VISITA DE ESTADOUNIDENSES A ZARZA LA MAYOR
9 de septiembre de 2026
Emilio Arroyo Bermejo
CRONISTA OFICIAL DE ZARZA LA MAYOR

El Atlántico y las aguas que lo surcan nos distancia, pero cuando hay una ilusión, atravesarlo, en avión, se convierte en una necesidad.
Este es el caso de dos estadounidenses, del lejano oeste, Amy Reid y su marido Michael, que hoy han visitado Zarza la Mayor atraídos por ser los antepasados de Amy de procedencia zarceña.
Desde hace un mes hemos preparado esta estancia de sólo cinco horas en Zarza, horas que Amy y Michael han vivido con intensidad y para mí, al ser su anfitrión, he refrendado lo importante que es para las personas su identidad, su pasado, el saber de dónde venimos y conocer los espacios y lugares por donde nuestros tatarabuelos, bisabuelos, abuelos e incluso padres vivieron su infancia, corrieron por sus calles, se divirtieron y con los años anhelaron volver y las circunstancias de la vida lo impidieron.
El tatarabuelo de Amy nació en Zarza la Mayor en 1878 y en 1913 llevó a su hija, con seis años de edad, a las Islas Hawai en un barco de inmigrantes durando el viaje tres meses, para trabajar cortando caña de azúcar. De ahí en adelante, imagínense la historia.
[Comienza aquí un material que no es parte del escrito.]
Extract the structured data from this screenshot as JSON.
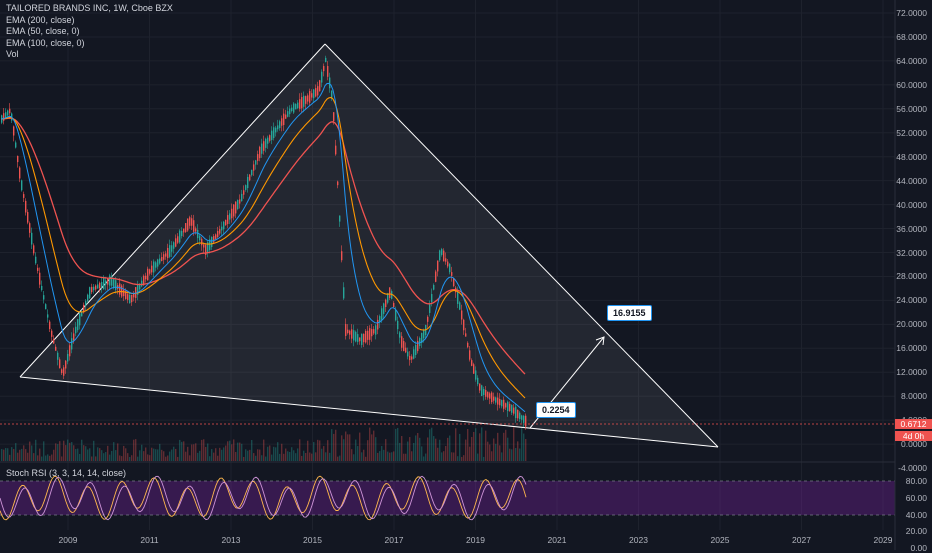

Amy lo ha hecho realidad, lo ha conseguido, ha vuelto a Zarza, para contarles a su familia cuando regrese a EEUU, cómo es el pueblo de sus antepasados. Ha conocido a la Virgen de Sequeros, la Plaza de Toros, el Castillo con su Calvario, los hornos y su mirador, La Plazuela y sus reverencias, detalles en fachadas y chimeneas, ha subido al coro de San Juan, ha paseado por sus calles para llegar a la Iglesia, fijarse en la Real Fábrica de la Seda y el Palacio de la Encomienda, conocer el Salón de Plenos del Ayuntamiento, deambular por la Plaza del Rollo, embelesarse con La Conceja y mirar la cara de pasión del Nazareno en el Altozano. Un recorrido en el que la emoción ha sido pareja del conocimiento.
Amy y Michael se han marchado con muchas imágenes en su cabeza y corazón, han podido hablar con algunas personas y hasta incluso han entrado en algunos zaguanes para ver nuestro precioso dorado.
Estoy acostumbrado a mostrar Zarza en múltiples visitas, pero esta me ha marcado. A pesar de tener el hándicap del idioma, cosa que Translate Google nos lo ha solucionado, he vivido junto a Amy y Michael una experiencia inolvidable, no había más que mirar sus caras, las palabras sobraban, ellos a pesar de la distancia, han cumplido un sueño, pisar tierra zarceña, conocer su raíz.
Amy en la despedida se emocionó, sabía lo que dejaba atrás, lo mismo que su tatarabuelo dejó hace más ciento trece años.